Boyle-Lab / F-Seq2

Improving the feature density based peak caller with dynamic statistics
GNU General Public License v3.0
6 stars 0 forks source link

pandas associated KeyError: 'query_value' ? #2

Closed jpsmith5 closed 3 years ago

jpsmith5 commented 3 years ago

Hello, I was testing on a handful of samples and received the following KeyError. This error occurs in versions 2.0.0/2.0.1/2.0.2. Current pandas version is 1.2.3. Not sure if this is related to the chromosomes with no peaks or something else.
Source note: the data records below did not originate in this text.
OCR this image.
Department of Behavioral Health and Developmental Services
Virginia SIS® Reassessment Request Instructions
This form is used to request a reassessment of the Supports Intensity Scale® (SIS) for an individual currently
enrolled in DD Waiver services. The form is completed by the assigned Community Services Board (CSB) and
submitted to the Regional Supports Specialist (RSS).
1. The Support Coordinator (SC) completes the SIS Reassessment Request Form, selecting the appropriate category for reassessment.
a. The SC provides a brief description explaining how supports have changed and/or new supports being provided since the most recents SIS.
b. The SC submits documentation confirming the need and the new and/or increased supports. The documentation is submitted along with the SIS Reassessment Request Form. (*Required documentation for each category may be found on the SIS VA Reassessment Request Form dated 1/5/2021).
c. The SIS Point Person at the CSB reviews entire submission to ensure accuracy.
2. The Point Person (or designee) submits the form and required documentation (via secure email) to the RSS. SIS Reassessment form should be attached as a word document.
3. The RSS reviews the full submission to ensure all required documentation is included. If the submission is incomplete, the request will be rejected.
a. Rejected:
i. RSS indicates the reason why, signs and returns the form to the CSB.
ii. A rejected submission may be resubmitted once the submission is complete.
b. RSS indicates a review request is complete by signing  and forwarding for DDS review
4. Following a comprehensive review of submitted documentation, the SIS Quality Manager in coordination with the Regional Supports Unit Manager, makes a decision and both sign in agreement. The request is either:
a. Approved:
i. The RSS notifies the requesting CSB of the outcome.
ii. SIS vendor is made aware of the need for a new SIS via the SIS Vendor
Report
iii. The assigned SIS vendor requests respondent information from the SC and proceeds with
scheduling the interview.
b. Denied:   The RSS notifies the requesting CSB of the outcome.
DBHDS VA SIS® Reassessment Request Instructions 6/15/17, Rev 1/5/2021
Happy to provide any additional information that would be helpful.

$ fseq2 callpeak g2.bed -f 0 -l 600 -t 4.0 -name g2 -cpus 32 -pe -pe_fragment_size_range auto
no peaks find on chr14_GL000225v1_random
no peaks find on chr14_KI270724v1_random
no peaks find on chr22_KI270736v1_random
no peaks find on chr22_KI270738v1_random
no peaks find on chr9_KI270720v1_random
no peaks find on chrUn_GL000224v1
no peaks find on chrUn_KI270438v1
no peaks find on chrUn_KI270467v1
no peaks find on chrUn_KI270511v1
no peaks find on chrUn_KI270746v1
no peaks find on chrUn_KI270756v1
no peaks find on chrUn_KI270750v1
no peaks find on chr17_GL000205v2_random
no peaks find on chr22_KI270735v1_random
no peaks find on chr17_KI270729v1_random
no peaks find on chrUn_KI270336v1
no peaks find on chrUn_KI270337v1
no peaks find on chrUn_KI270333v1
no peaks find on chrUn_KI270507v1
no peaks find on chrUn_KI270747v1
no peaks find on chrUn_KI270539v1
no peaks find on chr4_GL000008v2_random
no peaks find on chrUn_KI270583v1
no peaks find on chrUn_KI270466v1
no peaks find on chr22_KI270732v1_random
no peaks find on chrUn_GL000216v2
Traceback (most recent call last):
  File "/home/$USER/.local/lib/python3.8/site-packages/pandas/core/indexes/base.py", line 3080, in get_loc
    return self._engine.get_loc(casted_key)
  File "pandas/_libs/index.pyx", line 70, in pandas._libs.index.IndexEngine.get_loc
  File "pandas/_libs/index.pyx", line 101, in pandas._libs.index.IndexEngine.get_loc
  File "pandas/_libs/hashtable_class_helper.pxi", line 4554, in pandas._libs.hashtable.PyObjectHashTable.get_item
  File "pandas/_libs/hashtable_class_helper.pxi", line 4562, in pandas._libs.hashtable.PyObjectHashTable.get_item
KeyError: 'query_value'

The above exception was the direct cause of the following exception:

Traceback (most recent call last):
  File "/home/$USER/.local/bin/fseq2", line 428, in <module>
    main(temp_dir_name)
  File "/home/$USER/.local/bin/fseq2", line 49, in main
    submain(args)
  File "/home/$USER/.local/lib/python3.8/site-packages/fseq2/callpeak_main.py", line 190, in main
    result_df = fseq2.interpolate_poisson_p_value(result_df)
  File "/home/$USER/.local/lib/python3.8/site-packages/fseq2/fseq2.py", line 864, in interpolate_poisson_p_value
    result_df['query_int'] = result_df['query_value'].astype(int)
  File "/home/$USER/.local/lib/python3.8/site-packages/pandas/core/frame.py", line 3024, in __getitem__
    indexer = self.columns.get_loc(key)
  File "/home/$USER/.local/lib/python3.8/site-packages/pandas/core/indexes/base.py", line 3082, in get_loc
    raise KeyError(key) from err
KeyError: 'query_value'
nsamzhao commented 3 years ago

Thanks for reporting the issue. Seems like because no peaks were called, then the empty dataframe did not have the corresponding column. I can better guard this in the next version.